Даже до Ротшильдов, ссужающих королей деньгами, все евреи несут служебную роль, клонятся на плечо к другому, как слабая и гибкая лиана на сучья тысячелетних дерев, как женщина около мужчины: прямо не могут стоять самостоятельно, гордо, одиноко, твердо, самобытно. Хотя глубочайшая самобытность есть и в лиане, в этом ‘около другого’, ‘опираясь на другого’. Вечные — посредники, т.е. — помощники, факторы, что-то промежуточное и сливающее, точно острова около материков, культурная ‘океания’ среди пяти частей света. Их ‘успех’? А разве ‘слабая женщина’ не успевает в человечестве? ‘В семье женщина — как шея: голова сидит на ней, но она вертит головою’, ‘хозяйка дома’. Евреи во всех цивилизациях и занимают, страшно быстро, это положение ‘хозяйки дома’, к которой все обращаются, всем нуждам она удовлетворяет, за всеми гостями ухаживает и (думаю) домочадцев бережет: хотя главенствующими в доме не делает. Не она вела войны в Риме, создала искусство в Греции, философию в Германии. Она только помогает всему, облегчает все.
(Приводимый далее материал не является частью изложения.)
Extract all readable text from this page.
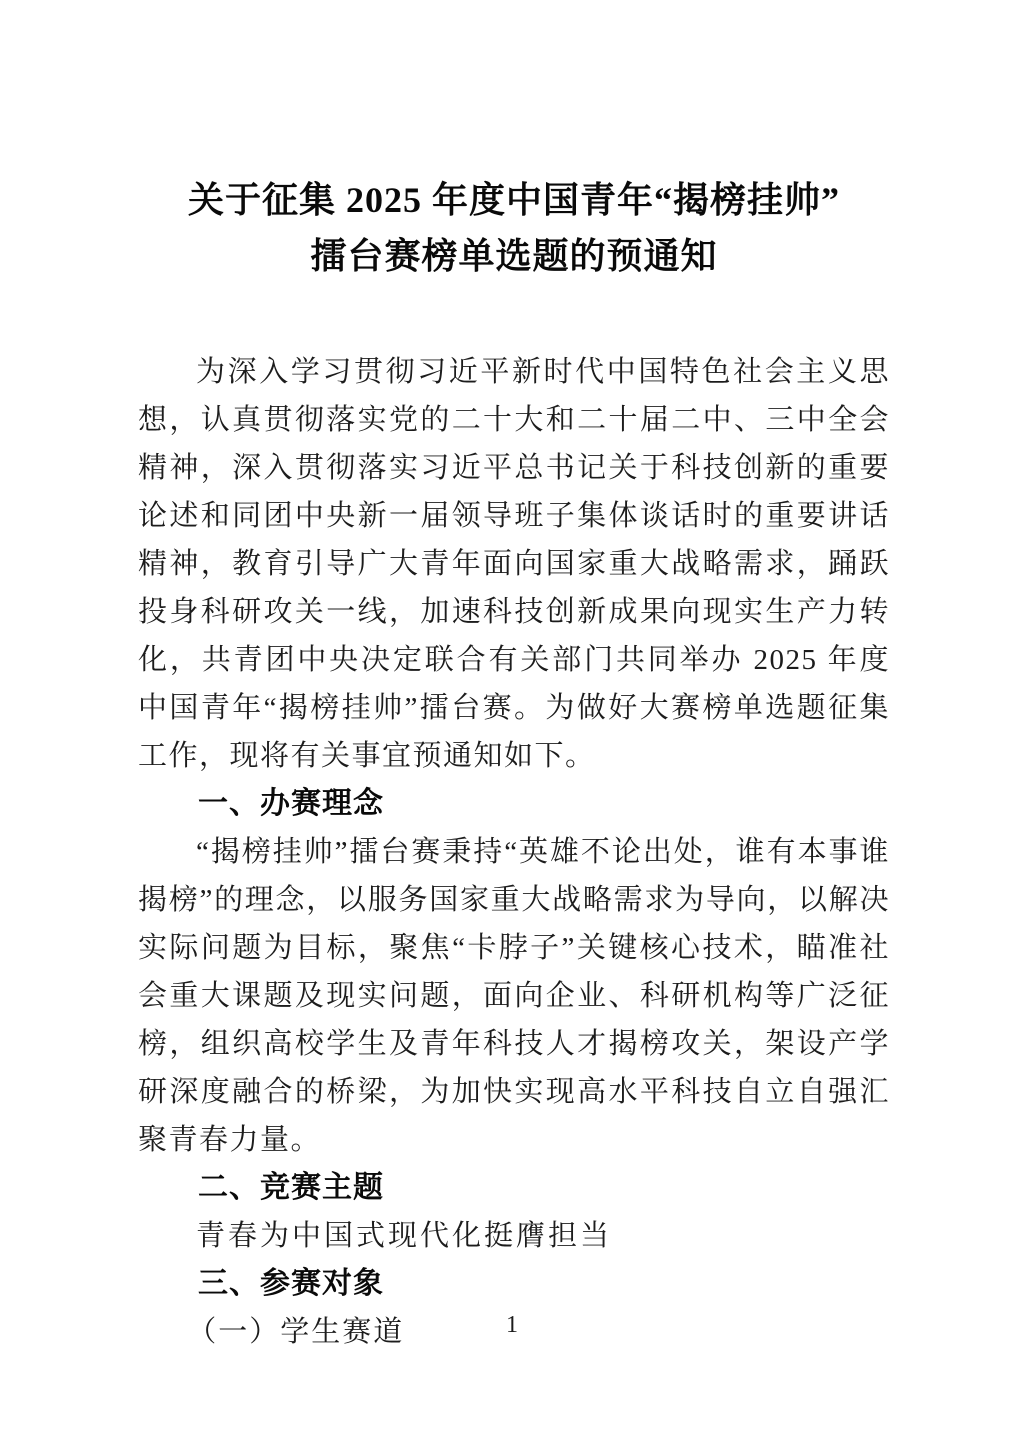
关于征集 2025 年度中国青年“揭榜挂帅”
擂台赛榜单选题的预通知

为深入学习贯彻习近平新时代中国特色社会主义思想，认真贯彻落实党的二十大和二十届二中、三中全会精神，深入贯彻落实习近平总书记关于科技创新的重要论述和同团中央新一届领导班子集体谈话时的重要讲话精神，教育引导广大青年面向国家重大战略需求，踊跃投身科研攻关一线，加速科技创新成果向现实生产力转化，共青团中央决定联合有关部门共同举办 2025 年度中国青年“揭榜挂帅”擂台赛。为做好大赛榜单选题征集工作，现将有关事宜预通知如下。

一、办赛理念

“揭榜挂帅”擂台赛秉持“英雄不论出处，谁有本事谁揭榜”的理念，以服务国家重大战略需求为导向，以解决实际问题为目标，聚焦“卡脖子”关键核心技术，瞄准社会重大课题及现实问题，面向企业、科研机构等广泛征榜，组织高校学生及青年科技人才揭榜攻关，架设产学研深度融合的桥梁，为加快实现高水平科技自立自强汇聚青春力量。

二、竞赛主题

青春为中国式现代化挺膺担当

三、参赛对象

（一）学生赛道	1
К ней все обращаются, потому что с такою готовностью, охотою, натуральною — никто так не побежит и не исполнит.
Евреи замечательно не творческая нация — как и женщины, не начинающая, без инициативы. Давид Рикардо был после Адама Смита, Спиноза — после Декарта: а это — величайшие из них. Они (чуть не сказал оне) только любовно продолжают, гениально разрабатывают, все у них в деталях, в мелочах, именно — в факторстве. Этому всемирно-историческому плодоношению, беременности (но не зачатию!) они и оне отдаются со страстью: и холят чужие труды, чужой дух, их взволновавший, увлекший далеко-далеко с их собственных путей, национальных, ‘сионских’, — с нежностью истинного и глубокого материнства, без подражания, самостоятельно, как свою роль, свое назначение! Тут они не похожи на французов или греков (всемирный ‘эллинизм’), но глубже их, ибо у них это вытекает не из подражательности или исторического положения, не из легкомыслия или подвижности духа, а из самой физиологии почти и вообще страшно глубоко, природно и первоначально. Во все гнезда птица эта кладет свои яйца, выводит детей во всех странах и народностях, так и это вызывает всемирный взрыв чувств против них, но не принимается во внимание, что она зато принимает в пеленки свои духовных детищ всех наций и выращивает их, как бы они были рождены ею самою. ‘О, ваалы! ваалы!’ — ‘Израиль, ты должен в себе оставаться, собою, Единому своему Иегове — служить’… Но за всемирное призвание свое евреи избивали своих Катковых и Аксаковых…
Впервые опубликовано: Новое Слово. 1911. Янв. No 1. С. 4-9.